If I have one criticism of the books, it’s that the authors spend a little too much time lamenting the artists’ lack of public recognition and assigning blame (various combinations of local philistinism, in-group cliqueishness, bad luck, and art world politics). The authors are all personally connected to their subjects, one way and another, and some times the sense of injustice is a bit too palpable. But a certain amount of this kind of positioning is probably necessary, and it does offer an interesting counterpoint to the dominant narratives of this period. This is what history looks like when it isn’t written by the victors.

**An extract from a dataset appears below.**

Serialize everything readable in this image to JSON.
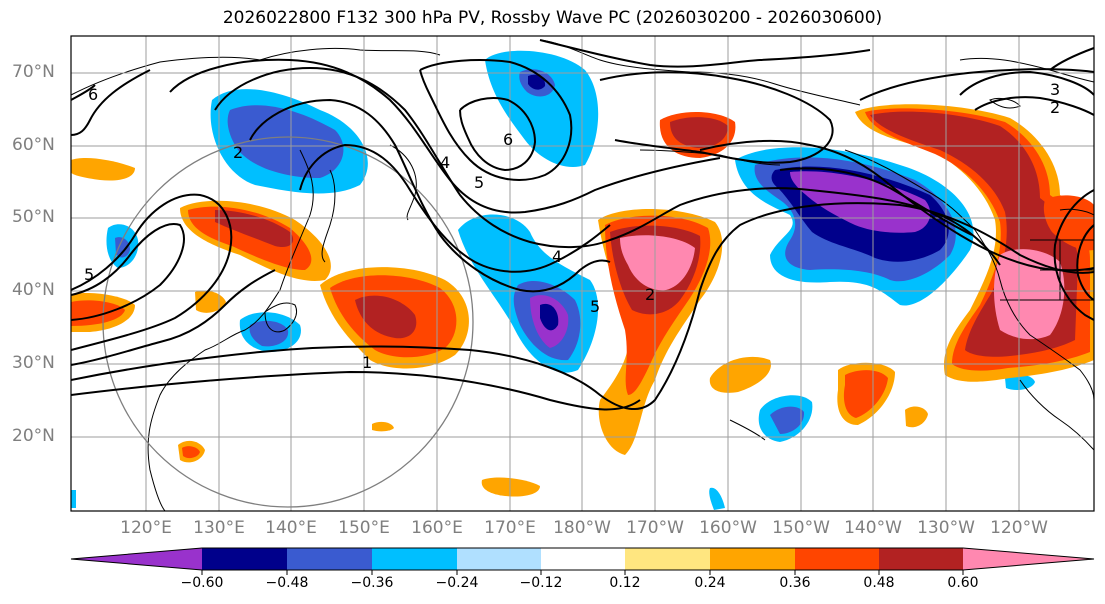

And I do have to acknowledge that one of the collective fascinations of these books are the questions they raise around inclusion and exclusion. Why are some artists fêted by our cultural institutions, and others ignored? The answers aren’t always obvious. The books I’ve read so far don’t settle the matter completely, and maybe no one can. But they do ask the question, and that’s valuable in itself.
More importantly, they capture aspects of our local cultural history that deserve to be recorded, and they do it in a non-academic style that I think does justice to the nature of these artists’ enterprise. Definitely recommended to anyone with an interest in the topic.
They appeal to me for another reason as well. I wrote not that long ago about the possibility of constructing histories that differ from the official consensus, and darned if these folks aren’t doing exactly that. I’ll probably have more to say along these lines when I get to reviewing the other books.